Symantec Advises Disabling Remote PC Software After Code Theft
Security firm Symantec is advising customers of its pcAnywhere to deactivate the remote desk software after individuals from the Anonymous hacker group allegedly stole the source code of the software.
While the actual theft took place in 2006, Symantec only took the action this week to alert customers after an Anonymous-connected hacker located in India tweeted the release of the Norton Utilities source code on Jan. 13.
Symantec is advising users to not to activate the tool until a comprehensive fix is released.

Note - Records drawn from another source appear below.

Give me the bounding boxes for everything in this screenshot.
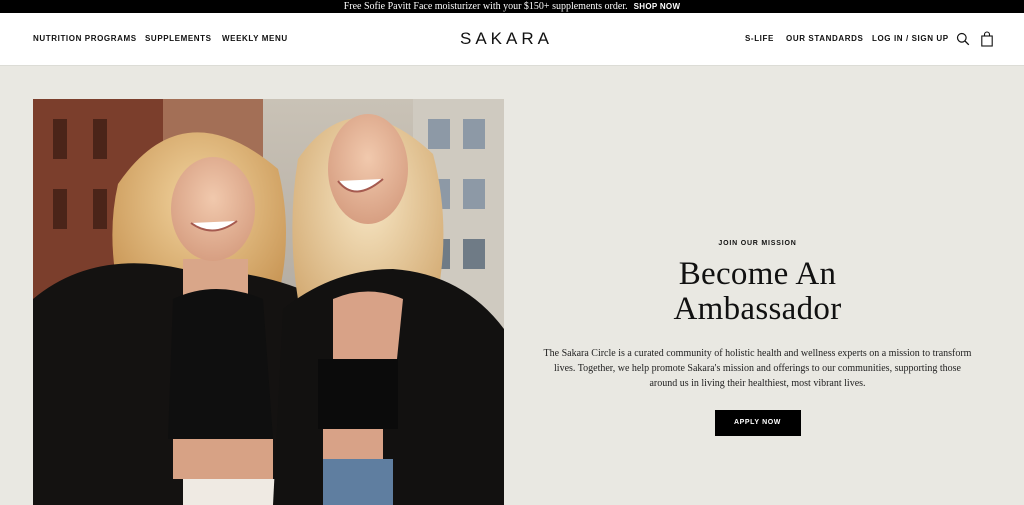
brand-logo[interactable]: SAKARA xyxy=(460,29,553,49)
promo-bar: Free Sofie Pavitt Face moisturizer with … xyxy=(0,0,1024,13)
page-title-line-1: Become An xyxy=(678,256,837,292)
two-women-laughing-photo xyxy=(33,99,504,505)
nav-weekly-menu[interactable]: WEEKLY MENU xyxy=(222,34,288,43)
nav-nutrition-programs[interactable]: NUTRITION PROGRAMS xyxy=(33,34,137,43)
section-eyebrow: JOIN OUR MISSION xyxy=(718,240,797,247)
page-title-line-2: Ambassador xyxy=(673,291,842,327)
page-title: Become An Ambassador xyxy=(540,257,975,327)
nav-supplements[interactable]: SUPPLEMENTS xyxy=(145,34,212,43)
nav-login-signup[interactable]: LOG IN / SIGN UP xyxy=(872,34,949,43)
ambassador-section: JOIN OUR MISSION Become An Ambassador Th… xyxy=(540,240,975,436)
bag-icon[interactable] xyxy=(980,31,994,47)
nav-s-life[interactable]: S-LIFE xyxy=(745,34,774,43)
shop-now-link[interactable]: SHOP NOW xyxy=(634,0,681,13)
section-description: The Sakara Circle is a curated community… xyxy=(543,348,972,389)
apply-now-button[interactable]: APPLY NOW xyxy=(714,410,801,436)
promo-message: Free Sofie Pavitt Face moisturizer with … xyxy=(343,1,628,12)
search-icon[interactable] xyxy=(956,32,970,46)
main-header: NUTRITION PROGRAMS SUPPLEMENTS WEEKLY ME… xyxy=(0,13,1024,66)
nav-our-standards[interactable]: OUR STANDARDS xyxy=(786,34,863,43)
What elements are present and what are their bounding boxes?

The company has already released a pcAnywhere Hot Fix, which takes care of a handful of issues that hackers could theoretically exploit with the stolen code. However, Symantec stated that this one fix will not patch all the issues related to the now-vulnerable encryption protocol in the software.
"Malicious users with access to the source code have an increased ability to identify vulnerabilities and build new exploits," wrote Christine Ewing, a Symantec groups project manager, in a blog post. "Additionally, customers that are not following general security best practices are susceptible to man-in-the-middle attacks which can reveal authentication and session information."
Speaking on the severity of this security breach, Alex Horan, product manager at Core Security, said that due to the nature of the pcAnywhere software, hackers that successfully exploit the code will have unrestricted access to a user's entire computer. " The goal of pcAnywhere is to allow a person to access and control another machine over the network/Internet," Ewing wrote, in a blog post. "If an attacker can determine a method by which they can take unauthorized and unauthenticated control of these machines they bypass all defensive layers, it is as though they walked into your building and sat down at your computer and simply started working."
Along with the source code for pcAnywhere, information for Norton Antivirus Corporate Edition, Norton Internet Security, Norton Utilities and Norton GoBack were also taken in an apparent cyber theft. However, unlike pcAnywhere, which is still using the similar code stolen in 2006, the other products have gone through major overhauls since the builds from six years ago.
For enterprise users, Symantec is recommending blocking ports associated with the remote client: "Customers should block pcAnywhere assigned ports (5631, 5632) on Internet facing network connections, or shut off port forwarding of these ports," wrote Symantec, in a white paper. "Blocking these ports will help ensure that an outside entity will not have access to pcAnywhere through these ports, and will help ensure that the use of pcAnywhere remains within the confines of the corporate network."
A timetable for the release of a comprehensive fix was not given.